The reason I used this photo is because my MC (main character) Liz is in the Alps, in the snow. I’m rewriting my glorious cross-country skiing trip last winter. Made plans with sister and husband to go back to the same resort in February and I’m super excited. How does this relate to writing? I’m having fun. I’m escaping through my character. Keeping to the plot framework, but opening it up more. And Swiss hotels have such a rich Freudian tradition, I of course used a dream sequence. No crappy amateur novel is complete without the requisite insight into character motivations via the cheesy gimmick of dream sequences!!! It also gives me room to vent about how much I dislike period novels- that is, novels that try to write in the style of a past era, and Austen lovers seem to have only that as fan fiction. I’m trying to right the trend, I guess.

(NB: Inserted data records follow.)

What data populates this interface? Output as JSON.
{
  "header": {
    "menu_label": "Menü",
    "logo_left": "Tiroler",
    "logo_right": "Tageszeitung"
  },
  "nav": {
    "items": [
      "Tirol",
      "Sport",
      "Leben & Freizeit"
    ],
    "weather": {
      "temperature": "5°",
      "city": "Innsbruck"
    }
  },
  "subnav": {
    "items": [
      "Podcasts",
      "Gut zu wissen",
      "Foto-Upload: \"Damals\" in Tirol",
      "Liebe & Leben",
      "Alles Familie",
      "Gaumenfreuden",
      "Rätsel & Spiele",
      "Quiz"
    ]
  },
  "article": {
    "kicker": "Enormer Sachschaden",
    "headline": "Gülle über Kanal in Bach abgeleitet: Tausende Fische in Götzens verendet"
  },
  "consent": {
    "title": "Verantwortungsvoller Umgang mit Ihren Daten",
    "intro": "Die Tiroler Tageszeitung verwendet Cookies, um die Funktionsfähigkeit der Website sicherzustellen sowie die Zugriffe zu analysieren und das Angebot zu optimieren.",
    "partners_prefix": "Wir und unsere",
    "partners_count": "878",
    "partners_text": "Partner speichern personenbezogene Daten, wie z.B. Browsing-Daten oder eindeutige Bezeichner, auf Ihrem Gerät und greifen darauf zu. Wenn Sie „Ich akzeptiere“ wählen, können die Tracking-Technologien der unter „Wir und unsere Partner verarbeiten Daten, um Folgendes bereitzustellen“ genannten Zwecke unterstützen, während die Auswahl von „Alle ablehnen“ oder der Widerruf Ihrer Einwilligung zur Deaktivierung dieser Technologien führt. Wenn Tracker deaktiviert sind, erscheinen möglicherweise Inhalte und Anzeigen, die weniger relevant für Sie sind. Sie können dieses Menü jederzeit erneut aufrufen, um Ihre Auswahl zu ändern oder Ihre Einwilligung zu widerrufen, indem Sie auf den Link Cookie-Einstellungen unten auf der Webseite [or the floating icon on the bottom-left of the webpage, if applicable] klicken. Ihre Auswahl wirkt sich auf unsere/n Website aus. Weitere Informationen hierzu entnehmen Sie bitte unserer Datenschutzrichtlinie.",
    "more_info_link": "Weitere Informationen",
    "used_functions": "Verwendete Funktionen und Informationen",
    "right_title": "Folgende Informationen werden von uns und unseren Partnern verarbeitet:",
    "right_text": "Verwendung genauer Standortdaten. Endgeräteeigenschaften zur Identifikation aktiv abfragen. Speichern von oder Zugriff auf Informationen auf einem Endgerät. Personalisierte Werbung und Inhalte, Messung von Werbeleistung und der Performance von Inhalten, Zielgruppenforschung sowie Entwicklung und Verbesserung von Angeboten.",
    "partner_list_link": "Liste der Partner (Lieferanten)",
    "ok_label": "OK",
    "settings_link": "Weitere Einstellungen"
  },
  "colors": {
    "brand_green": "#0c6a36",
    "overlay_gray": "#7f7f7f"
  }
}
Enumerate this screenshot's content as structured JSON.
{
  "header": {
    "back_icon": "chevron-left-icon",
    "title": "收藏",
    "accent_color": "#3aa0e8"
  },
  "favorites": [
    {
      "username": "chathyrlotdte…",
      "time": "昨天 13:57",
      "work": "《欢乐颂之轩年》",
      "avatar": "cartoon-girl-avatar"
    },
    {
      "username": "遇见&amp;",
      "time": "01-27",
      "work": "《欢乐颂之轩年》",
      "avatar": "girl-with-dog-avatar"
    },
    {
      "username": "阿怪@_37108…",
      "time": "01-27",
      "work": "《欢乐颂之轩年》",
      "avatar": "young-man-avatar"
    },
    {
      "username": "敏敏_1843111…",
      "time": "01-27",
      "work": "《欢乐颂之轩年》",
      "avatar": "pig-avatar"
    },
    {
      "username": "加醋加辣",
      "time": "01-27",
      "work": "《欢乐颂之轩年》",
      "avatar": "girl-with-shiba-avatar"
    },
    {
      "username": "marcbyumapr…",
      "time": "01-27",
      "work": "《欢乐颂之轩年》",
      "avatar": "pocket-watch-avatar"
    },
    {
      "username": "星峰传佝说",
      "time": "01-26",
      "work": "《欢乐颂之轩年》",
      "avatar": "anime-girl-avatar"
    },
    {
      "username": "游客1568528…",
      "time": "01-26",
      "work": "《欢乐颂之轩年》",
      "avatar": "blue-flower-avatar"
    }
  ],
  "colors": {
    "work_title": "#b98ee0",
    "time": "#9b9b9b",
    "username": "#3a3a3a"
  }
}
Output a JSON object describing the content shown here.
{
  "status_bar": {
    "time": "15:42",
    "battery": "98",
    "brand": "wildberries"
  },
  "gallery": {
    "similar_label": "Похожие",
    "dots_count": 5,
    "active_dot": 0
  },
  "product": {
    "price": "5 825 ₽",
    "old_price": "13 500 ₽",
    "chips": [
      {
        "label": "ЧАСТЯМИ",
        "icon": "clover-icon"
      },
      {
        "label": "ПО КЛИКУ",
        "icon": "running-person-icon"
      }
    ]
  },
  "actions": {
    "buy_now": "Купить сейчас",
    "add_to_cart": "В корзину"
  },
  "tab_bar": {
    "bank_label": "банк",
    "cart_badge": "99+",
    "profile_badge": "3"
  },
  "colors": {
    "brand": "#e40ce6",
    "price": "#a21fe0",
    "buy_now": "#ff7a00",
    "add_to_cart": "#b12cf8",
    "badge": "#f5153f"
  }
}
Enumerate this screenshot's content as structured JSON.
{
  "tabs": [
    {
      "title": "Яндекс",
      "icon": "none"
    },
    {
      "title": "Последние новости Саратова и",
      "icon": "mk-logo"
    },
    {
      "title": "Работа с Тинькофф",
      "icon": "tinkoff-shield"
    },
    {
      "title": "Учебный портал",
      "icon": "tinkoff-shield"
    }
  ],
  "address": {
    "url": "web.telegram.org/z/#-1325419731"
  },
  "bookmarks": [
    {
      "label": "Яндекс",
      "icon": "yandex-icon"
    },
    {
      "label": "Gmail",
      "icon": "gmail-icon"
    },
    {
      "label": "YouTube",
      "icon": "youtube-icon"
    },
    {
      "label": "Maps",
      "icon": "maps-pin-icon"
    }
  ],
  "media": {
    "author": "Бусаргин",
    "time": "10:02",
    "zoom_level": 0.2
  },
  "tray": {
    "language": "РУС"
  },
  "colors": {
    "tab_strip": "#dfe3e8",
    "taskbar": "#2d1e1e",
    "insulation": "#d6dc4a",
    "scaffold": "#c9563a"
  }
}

Snippet of dream sequence from Chapter 3, Beer and Chocolate:
Cradling a cup of coffee in her hands, she reviewed the dream she had last night. She was wrapped in this tight dress with an empire waist dress- high under the bosom and with a corset, which seemed against any better sense. If you’re going to define your waist with clasps and tight ropes, think you’d show the waist! While managing the long hours of the day in this dress she could barely breathe in, and maintain a posture that was completely unnatural to her, she was constantly being asked her opinion on tinny old music and the comings and goings of people she didn’t care anything about. Talk about boredom, similar to this chateau, she had nothing to do but sit on uncomfortable horsehair couches and read small books with lots of sentiment and exclamation points. When dinner was served, she was asked to dress- again, in a dress that seemed exactly like the one she had just taken off– and upon that sit with an unnaturally erect posture, in a freezing room with an exposed bust, eating meat barely free of maggots and covered in rancid cream. Once in a while a gentleman with bad teeth would ask her a question, but there was a good twenty minute pause between each comment directed at her. Finally she was allowed to leave, and went to an equally freezing room, to sleep. She awoke in the warmth of the chateau, and the walls and windows were the same. How old was this house? Was it haunted? She groaned at the prospect of having another disturbing Regency dream.